Cuestión de química
Un juego con la tabla biológica
Guillermo Cardona. Ilustración: Fragmentaria
Como reza el viejo y desconocido refrán, lo difícil no es hacer la paloma, sino ponerle el pico y que coma. Porque nada más fácil que, para empezar, cotizar en el mercado los elementos que conforman el cuerpo humano.

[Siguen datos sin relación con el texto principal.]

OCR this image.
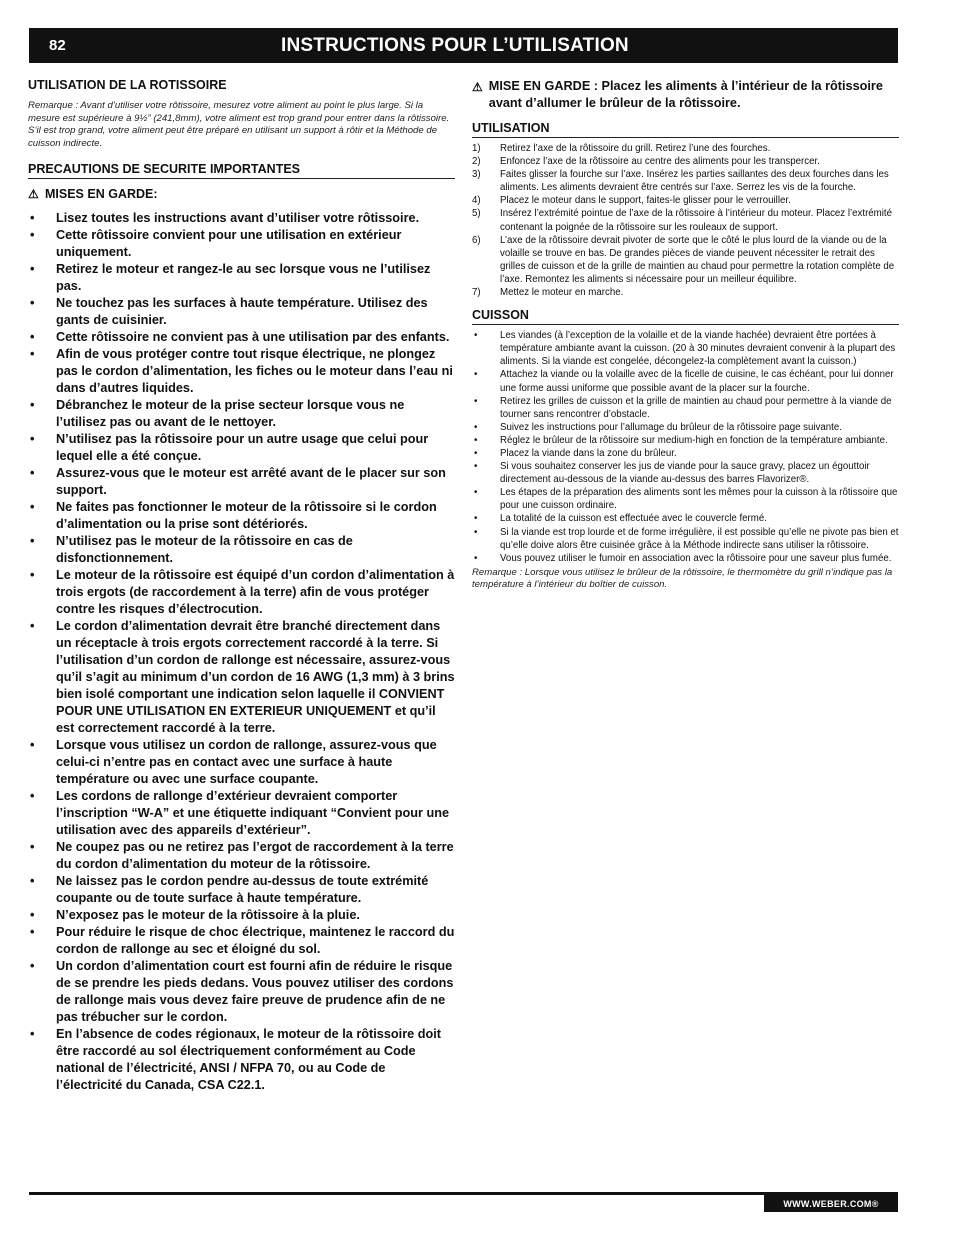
82	INSTRUCTIONS POUR L’UTILISATION
UTILISATION DE LA ROTISSOIRE

Remarque : Avant d’utiliser votre rôtissoire, mesurez votre aliment au point le plus large. Si la mesure est supérieure à 9½” (241,8mm), votre aliment est trop grand pour entrer dans la rôtissoire. S’il est trop grand, votre aliment peut être préparé en utilisant un support à rôtir et la Méthode de cuisson indirecte.

PRECAUTIONS DE SECURITE IMPORTANTES
⚠ MISES EN GARDE:
• Lisez toutes les instructions avant d’utiliser votre rôtissoire.
• Cette rôtissoire convient pour une utilisation en extérieur uniquement.
• Retirez le moteur et rangez-le au sec lorsque vous ne l’utilisez pas.
• Ne touchez pas les surfaces à haute température. Utilisez des gants de cuisinier.
• Cette rôtissoire ne convient pas à une utilisation par des enfants.
• Afin de vous protéger contre tout risque électrique, ne plongez pas le cordon d’alimentation, les fiches ou le moteur dans l’eau ni dans d’autres liquides.
• Débranchez le moteur de la prise secteur lorsque vous ne l’utilisez pas ou avant de le nettoyer.
• N’utilisez pas la rôtissoire pour un autre usage que celui pour lequel elle a été conçue.
• Assurez-vous que le moteur est arrêté avant de le placer sur son support.
• Ne faites pas fonctionner le moteur de la rôtissoire si le cordon d’alimentation ou la prise sont détériorés.
• N’utilisez pas le moteur de la rôtissoire en cas de disfonctionnement.
• Le moteur de la rôtissoire est équipé d’un cordon d’alimentation à trois ergots (de raccordement à la terre) afin de vous protéger contre les risques d’électrocution.
• Le cordon d’alimentation devrait être branché directement dans un réceptacle à trois ergots correctement raccordé à la terre. Si l’utilisation d’un cordon de rallonge est nécessaire, assurez-vous qu’il s’agit au minimum d’un cordon de 16 AWG (1,3 mm) à 3 brins bien isolé comportant une indication selon laquelle il CONVIENT POUR UNE UTILISATION EN EXTERIEUR UNIQUEMENT et qu’il est correctement raccordé à la terre.
• Lorsque vous utilisez un cordon de rallonge, assurez-vous que celui-ci n’entre pas en contact avec une surface à haute température ou avec une surface coupante.
• Les cordons de rallonge d’extérieur devraient comporter l’inscription “W-A” et une étiquette indiquant “Convient pour une utilisation avec des appareils d’extérieur”.
• Ne coupez pas ou ne retirez pas l’ergot de raccordement à la terre du cordon d’alimentation du moteur de la rôtissoire.
• Ne laissez pas le cordon pendre au-dessus de toute extrémité coupante ou de toute surface à haute température.
• N’exposez pas le moteur de la rôtissoire à la pluie.
• Pour réduire le risque de choc électrique, maintenez le raccord du cordon de rallonge au sec et éloigné du sol.
• Un cordon d’alimentation court est fourni afin de réduire le risque de se prendre les pieds dedans. Vous pouvez utiliser des cordons de rallonge mais vous devez faire preuve de prudence afin de ne pas trébucher sur le cordon.
• En l’absence de codes régionaux, le moteur de la rôtissoire doit être raccordé au sol électriquement conformément au Code national de l’électricité, ANSI / NFPA 70, ou au Code de l’électricité du Canada, CSA C22.1.
⚠ MISE EN GARDE : Placez les aliments à l’intérieur de la rôtissoire avant d’allumer le brûleur de la rôtissoire.
UTILISATION
1) Retirez l’axe de la rôtissoire du grill. Retirez l’une des fourches.
2) Enfoncez l’axe de la rôtissoire au centre des aliments pour les transpercer.
3) Faites glisser la fourche sur l’axe. Insérez les parties saillantes des deux fourches dans les aliments. Les aliments devraient être centrés sur l’axe. Serrez les vis de la fourche.
4) Placez le moteur dans le support, faites-le glisser pour le verrouiller.
5) Insérez l’extrémité pointue de l’axe de la rôtissoire à l’intérieur du moteur. Placez l’extrémité contenant la poignée de la rôtissoire sur les rouleaux de support.
6) L’axe de la rôtissoire devrait pivoter de sorte que le côté le plus lourd de la viande ou de la volaille se trouve en bas. De grandes pièces de viande peuvent nécessiter le retrait des grilles de cuisson et de la grille de maintien au chaud pour permettre la rotation complète de l’axe. Remontez les aliments si nécessaire pour un meilleur équilibre.
7) Mettez le moteur en marche.
CUISSON
• Les viandes (à l’exception de la volaille et de la viande hachée) devraient être portées à température ambiante avant la cuisson. (20 à 30 minutes devraient convenir à la plupart des aliments. Si la viande est congelée, décongelez-la complètement avant la cuisson.)
• Attachez la viande ou la volaille avec de la ficelle de cuisine, le cas échéant, pour lui donner une forme aussi uniforme que possible avant de la placer sur la fourche.
• Retirez les grilles de cuisson et la grille de maintien au chaud pour permettre à la viande de tourner sans rencontrer d’obstacle.
• Suivez les instructions pour l’allumage du brûleur de la rôtissoire page suivante.
• Réglez le brûleur de la rôtissoire sur medium-high en fonction de la température ambiante.
• Placez la viande dans la zone du brûleur.
• Si vous souhaitez conserver les jus de viande pour la sauce gravy, placez un égouttoir directement au-dessous de la viande au-dessus des barres Flavorizer®.
• Les étapes de la préparation des aliments sont les mêmes pour la cuisson à la rôtissoire que pour une cuisson ordinaire.
• La totalité de la cuisson est effectuée avec le couvercle fermé.
• Si la viande est trop lourde et de forme irrégulière, il est possible qu’elle ne pivote pas bien et qu’elle doive alors être cuisinée grâce à la Méthode indirecte sans utiliser la rôtissoire.
• Vous pouvez utiliser le fumoir en association avec la rôtissoire pour une saveur plus fumée.

Remarque : Lorsque vous utilisez le brûleur de la rôtissoire, le thermomètre du grill n’indique pas la température à l’intérieur du boîtier de cuisson.

WWW.WEBER.COM®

Si quisiéramos una persona de cualquier sexo, digamos de setenta kilos, podríamos adquirir todo lo necesario por unos US $160, poco menos de quinientos mil pesos colombianos.
De esos setenta kilos, 65% sería oxígeno, 18% carbono, 10% hidrógeno, 3% nitrógeno, 1,5% calcio, 1% fósforo, 0,35 de potasio, 0,25 de azufre, 0,15 de sodio, 0,05 de magnesio, más muchas trazas de otros elementos, casi insignificantes pero que al omitirse podrían dejar el pequeño experimento en un monstruo.
Palabras más, palabras menos, nuestro organismo requiere:
Flúor, para el esmalte de los dientes.
Cloro, que interviene en la ósmosis y en la transmisión del impulso nervioso.
Manganeso, presente en pulmones, riñones, hígado, tiroides, cerebro, músculos y corazón.
Hierro, que integra la hemoglobina y pinta de rojo nuestra sangre.
Cobalto, un anticancerígeno natural cuya ausencia produce además trastornos en el crecimiento y anemia.
Cobre, para estimular el sistema inmune.
Zinc, sin zinc no cicatrizan las heridas y se verían afectados el gusto y el olfato.
Molibdeno, esencial para transferir átomos de oxígeno al agua que se encuentra dentro de nuestro organismo para que no se convierta en agua de florero.
Yodo, fundamental para el metabolismo celular.
Litio, un muy necesario antidepresivo presente en el cerebro; se le suministra a pacientes con trastornos maníaco-depresivos severos.
Aluminio, incrementa la vitalidad cerebral y actúa sobre el sistema nervioso central. Se considera además que contribuye a regular el sueño y otras funciones fisiológicas de ritmos circadianos, vale decir, en períodos de veinticuatro horas.
Azufre, presente en los aminoácidos.
Sodio, por algo la sangre, la orina, el sudor y otros fluidos corporales nos parecen algo salados.
Para finalizar, bastarían unos finos toques de bromo, estroncio, neón, argón, escandio, níquel, galio, kriptón, rutenio y algunos otros más cuyos nombres apenas distinguimos, y, de colofón, un elemento que saca lo peor de nosotros y que también llevamos en una proporción ínfima pero decisiva en nuestro cuerpo: el plomo.
Eso sin contar otros pocos miligramos de elementos aún más insólitos en la química orgánica como la plata y el oro, metales preciosos que todavía no se sabe muy bien qué función cumplen en nuestro organismo y cuyo valor, para fabricar un cuerpo humano, es insignificante comparado con el precio total.
Lo más costoso sería el potasio, seguido de lejos por el cloro, el oxígeno, el rubidio y el flúor. Elementos como el zinc, el hierro y el fósforo usted los podría adquirir con calderilla. Y otros como el molibdeno, el cadmio y el xenón, sin importar su precio en el mercado, serían algo complicados de conseguir. Al menos en teoría, todos esos elementos de la tabla periódica son inertes. No pueden moverse por sí mismos, ni multiplicarse ni mucho menos hacerse preguntas sobre su propio origen. Salvo cuando se combinan de cierta manera y en cierta proporción, dando lugar a algo tan exótico, extraño, caótico e impredecible como un muy organizado trozo de materia pensante. Un ser humano común y silvestre, hecho de fragmentos de estrellas colapsadas, estrellas que a lo mejor —como diría el poeta—, a través de esa exacta combinación de los mismos elementos que se cocinan en sus poderosos hornos termonucleares, tienen la curiosa posibilidad de observarse a sí mismas.